In other, less acute cases, it may take time to determine the underlying cause of the diarrhea. Your veterinarian may require follow-up visits and repeat diagnostics, if they suspect the cause is serious.
The treatment for diarrhea in dogs will depend on the cause. In some cases, hospitalization may be required. Other cases may call for antiparasitic medications or antibiotics. Medications designed specifically to treat diarrhea in dogs do exist. Activated charcoal helps absorb some of the toxins that cause diarrhea, while motility-modifying medications like anticholinergic drugs and opiates slow down your dog’s motility, reducing the urgency of the diarrhea and helping to reduce dehydration. (However, the use of activated charcoal or narcotics to control diarrhea in dogs is quite uncommon.)
In other cases, your vet may need to treat your dog for underlying bacterial, viral, or parasitic infections. Sometimes it may simply be a matter of adjusting your dog’s diet.
The most important thing you can do to stop your dog’s diarrhea is contact your veterinarian. Many of the potential causes of diarrhea in dogs are serious and require veterinary care and prescription medications to treat.
Is There a Cure for Diarrhea in Dogs?
In most cases, diarrhea is a problem that can be resolved by your veterinarian. However, there’s no permanent “cure” that will prevent your dog from ever having diarrhea again.
Is Diarrhea Contagious for Humans or Other Pets?
Some causes of diarrhea in dogs may be contagious to other dogs; if you have other dogs in the household, ask your veterinarian about the possibility of contagion.
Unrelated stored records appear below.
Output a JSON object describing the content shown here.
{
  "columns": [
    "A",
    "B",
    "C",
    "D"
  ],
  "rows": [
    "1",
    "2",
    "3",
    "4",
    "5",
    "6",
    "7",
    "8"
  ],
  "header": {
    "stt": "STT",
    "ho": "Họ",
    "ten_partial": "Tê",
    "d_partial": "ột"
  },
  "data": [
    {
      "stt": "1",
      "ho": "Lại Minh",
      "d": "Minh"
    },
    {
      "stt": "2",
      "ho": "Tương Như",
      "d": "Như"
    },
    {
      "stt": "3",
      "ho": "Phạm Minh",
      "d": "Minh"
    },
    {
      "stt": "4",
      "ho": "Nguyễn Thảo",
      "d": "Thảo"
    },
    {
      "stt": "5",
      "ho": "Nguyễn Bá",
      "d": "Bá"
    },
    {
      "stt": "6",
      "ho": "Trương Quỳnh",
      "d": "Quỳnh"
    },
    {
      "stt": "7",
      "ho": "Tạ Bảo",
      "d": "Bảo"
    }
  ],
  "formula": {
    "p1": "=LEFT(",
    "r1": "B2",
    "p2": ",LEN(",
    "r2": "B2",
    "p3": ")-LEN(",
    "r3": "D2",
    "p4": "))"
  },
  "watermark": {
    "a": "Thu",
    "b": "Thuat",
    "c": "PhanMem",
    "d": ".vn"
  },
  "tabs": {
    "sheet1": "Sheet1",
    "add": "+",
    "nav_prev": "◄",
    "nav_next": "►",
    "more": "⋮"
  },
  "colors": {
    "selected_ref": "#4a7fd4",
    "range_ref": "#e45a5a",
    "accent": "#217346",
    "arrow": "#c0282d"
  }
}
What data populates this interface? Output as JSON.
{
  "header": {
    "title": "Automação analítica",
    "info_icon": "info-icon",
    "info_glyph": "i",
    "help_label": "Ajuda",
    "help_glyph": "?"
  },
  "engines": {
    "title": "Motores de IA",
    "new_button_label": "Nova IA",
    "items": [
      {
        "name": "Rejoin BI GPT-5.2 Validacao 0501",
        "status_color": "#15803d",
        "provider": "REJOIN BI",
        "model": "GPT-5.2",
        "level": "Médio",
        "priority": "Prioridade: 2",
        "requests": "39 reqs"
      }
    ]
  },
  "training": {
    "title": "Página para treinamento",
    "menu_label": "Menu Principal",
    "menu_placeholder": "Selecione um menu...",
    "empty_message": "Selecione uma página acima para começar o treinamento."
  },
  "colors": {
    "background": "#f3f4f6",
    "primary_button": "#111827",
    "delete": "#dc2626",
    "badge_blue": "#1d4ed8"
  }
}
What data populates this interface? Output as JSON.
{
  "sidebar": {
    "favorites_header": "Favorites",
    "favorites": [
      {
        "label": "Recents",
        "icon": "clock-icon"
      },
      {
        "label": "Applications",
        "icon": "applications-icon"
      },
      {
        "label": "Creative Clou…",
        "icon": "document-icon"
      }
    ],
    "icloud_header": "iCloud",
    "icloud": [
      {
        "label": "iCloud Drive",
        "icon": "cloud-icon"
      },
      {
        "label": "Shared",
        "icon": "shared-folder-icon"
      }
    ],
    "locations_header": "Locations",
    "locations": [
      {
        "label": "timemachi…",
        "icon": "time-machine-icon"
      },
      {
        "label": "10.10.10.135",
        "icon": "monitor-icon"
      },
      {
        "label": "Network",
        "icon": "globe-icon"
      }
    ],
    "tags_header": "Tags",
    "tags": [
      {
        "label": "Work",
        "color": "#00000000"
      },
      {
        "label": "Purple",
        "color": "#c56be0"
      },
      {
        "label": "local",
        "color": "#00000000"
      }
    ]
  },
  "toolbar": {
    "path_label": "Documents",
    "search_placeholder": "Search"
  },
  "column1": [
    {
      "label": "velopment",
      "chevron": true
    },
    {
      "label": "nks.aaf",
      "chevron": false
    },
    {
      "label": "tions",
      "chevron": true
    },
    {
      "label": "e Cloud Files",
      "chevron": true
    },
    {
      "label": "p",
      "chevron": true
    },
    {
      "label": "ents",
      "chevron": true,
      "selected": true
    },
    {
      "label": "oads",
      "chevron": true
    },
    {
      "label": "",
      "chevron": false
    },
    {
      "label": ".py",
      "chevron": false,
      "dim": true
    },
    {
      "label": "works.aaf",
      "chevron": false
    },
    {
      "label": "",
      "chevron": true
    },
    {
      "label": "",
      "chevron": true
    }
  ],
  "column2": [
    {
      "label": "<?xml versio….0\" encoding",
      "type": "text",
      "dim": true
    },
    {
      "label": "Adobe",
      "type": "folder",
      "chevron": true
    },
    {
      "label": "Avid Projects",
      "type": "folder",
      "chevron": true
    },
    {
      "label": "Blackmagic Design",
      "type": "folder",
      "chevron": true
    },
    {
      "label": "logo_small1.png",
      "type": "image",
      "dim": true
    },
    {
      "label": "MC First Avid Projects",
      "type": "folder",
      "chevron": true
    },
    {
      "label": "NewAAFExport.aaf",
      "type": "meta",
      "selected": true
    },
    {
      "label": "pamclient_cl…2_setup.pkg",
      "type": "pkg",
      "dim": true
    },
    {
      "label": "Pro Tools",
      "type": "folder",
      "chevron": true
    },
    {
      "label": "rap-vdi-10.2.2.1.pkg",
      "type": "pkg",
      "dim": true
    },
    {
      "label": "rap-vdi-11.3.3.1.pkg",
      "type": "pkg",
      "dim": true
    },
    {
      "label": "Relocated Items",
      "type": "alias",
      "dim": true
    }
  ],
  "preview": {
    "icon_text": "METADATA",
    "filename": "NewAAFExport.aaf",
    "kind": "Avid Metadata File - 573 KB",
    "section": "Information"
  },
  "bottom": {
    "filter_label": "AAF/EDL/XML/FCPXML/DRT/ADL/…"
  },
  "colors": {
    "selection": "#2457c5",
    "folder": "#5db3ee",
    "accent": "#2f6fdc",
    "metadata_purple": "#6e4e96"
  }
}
There are a few causes of diarrhea that are theoretically zoonotic, such as giardia; however, it’s extremely unlikely that other pets or people in the household will contract the cause of your dog’s diarrhea. But of course, it’s always smart to maintain good hygiene around any animal that is sick.
What Is the Cost for Treating Diarrhea in Dogs?
The cost of treatment for diarrhea in dogs will include a vet visit, but can vary after that depending on how many tests are needed to diagnose the cause. (If your vet can pinpoint a reason simply by talking to you, a diagnosis may require fewer tests.) You may incur additional fees if medications and follow-up visits are necessary.
In the most serious cases, hospitalization and supportive care will be necessary. These will add significantly to the costs.
The time it takes for your dog to recover from his diarrhea will vary. If the cause is serious, hospitalization and supportive care may be necessary. In mild cases, the diarrhea might clear up in as little as several hours. Your veterinarian will provide you with medication if they feel it is required.
Once you’re back home, be ready to take your dog out to relieve himself at a moment’s notice. Make arrangements for your dog to be monitored and taken out frequently if you will not be home, and consider crating your dog without bedding for easier clean up.
Bear in mind that some causes of chronic diarrhea, like diarrhea caused by a food allergy or intolerance, will take patience on your part as you take measures like elimination diets to determine the irritant.
Some cases of diarrhea are preventable. Vaccinations exist for viral conditions like distemper and parvovirus. Preventing your dog from consuming toxic substances or substances like garbage, salt water, and human food can reduce their risk of diarrhea from toxicity and indigestion. Keeping your dog up to date on parasite prevention will help reduce the risks of parasites, too.
Other causes of diarrhea, like cancer, immune conditions, or bacterial infections may not be preventable. In these cases, early intervention from your veterinarian is the best way to prevent major complications.
While a single episode of diarrhea in dogs is usually not cause for concern, repeated episodes should always be investigated by a veterinarian, to diagnose and treat the underlying cause, and ensure your dog doesn’t suffer from dehydration. If caught early (and depending on the root cause), diarrhea is usually treatable and dogs will recover well.